A conventional automatic gain controlled (AGC) amplifier includes a digital variable-gain amplifier that amplifies an input signal, a detector that detects the amplitude of the amplified signal provided by the amplifier, and a control circuit that compares the detected amplitude with a reference voltage and then adjusts the gain of the amplifier such that the detected amplitude does not exceed the reference voltage.
The input signal is an AC analog signal that can be provided with a DC bias. The AGC circuit makes it possible to utilize the control characteristics of an analog to digital converter in order to optimize the resolution of a digitized signal. A tolerance band is specified in which the signal amplitude should lie. The width of the tolerance band, the hysteresis zone, depends upon the shape of the analog signal. A narrower hysteresis zone can be used with a higher frequency signal. In the case of audio signals, in which the AC signal is mixed with a carrier signal, the hysteresis zone is chosen such that the automatic gain control does not respond to ordinary, short-time signal variations, which would lead to distortions.
European Patent Application EP-A-325 252 filed on Jan. 19, 1989 discloses an automatic gain control circuit with a digitally adjustable amplifier.
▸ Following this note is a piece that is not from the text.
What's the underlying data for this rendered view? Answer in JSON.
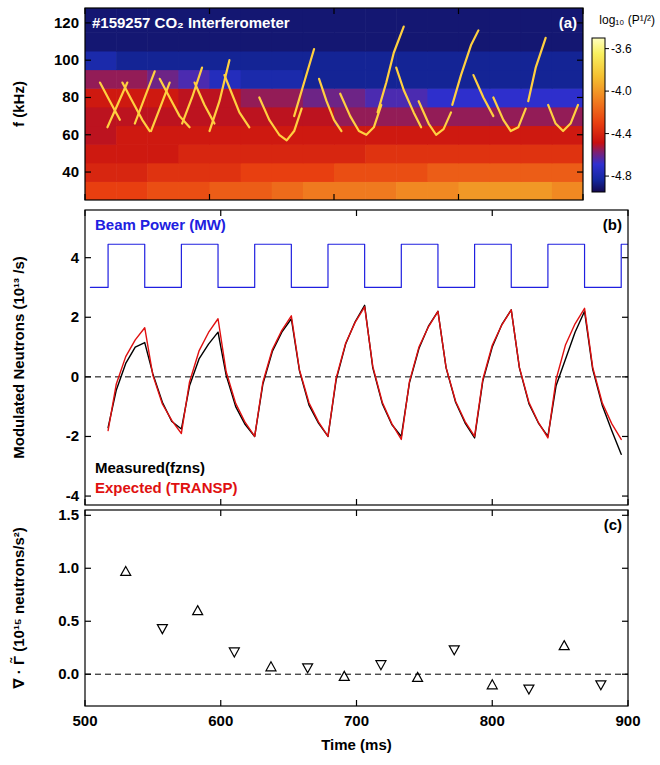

The output of the amplifier is coupled to a peak-value sample-and-hold circuit whose analog output is evaluated by means of a window comparator. The hysteresis range of this window comparator is determined by two reference voltages each of which is applied to the reference input of one of two comparators included in the window comparator. The outputs of the two comparators are applied to a control stage which produces a digital control signal for the digitally adjustable amplifier by means of an up-down counter. Different sampling rates can be set by means of two applied clock signals.
Among the disadvantages of this prior art circuit, it is not suited for implementation in monolithic integrated MOS technology, particularly without external components. At the relatively low sampling rates, the holding of the sampled analog voltage values requires high memory capacities, which are hardly realizable in view of the amount of chip area required.
Further, this conventional circuit requires a costly and complicated peak-value sample and hold stage. The circuit employs capacitors and resistors in the peak-value sample and hold stage. The capacitors and resistors dictate the speed at which the gain is adjusted. Drivers are required to reverse charges that are stored on capacitors. Speed of adjustment is also dictated by the nature of the input signal.
Therefore, it is an object of the present invention to provide automatic gain control apparatus which is suitable for MOS integration, particularly CMOS integration, and whose holding device requires no storage capacitors.
It is a further object of the present invention to eliminate the peak-value sample and hold circuit of the prior art.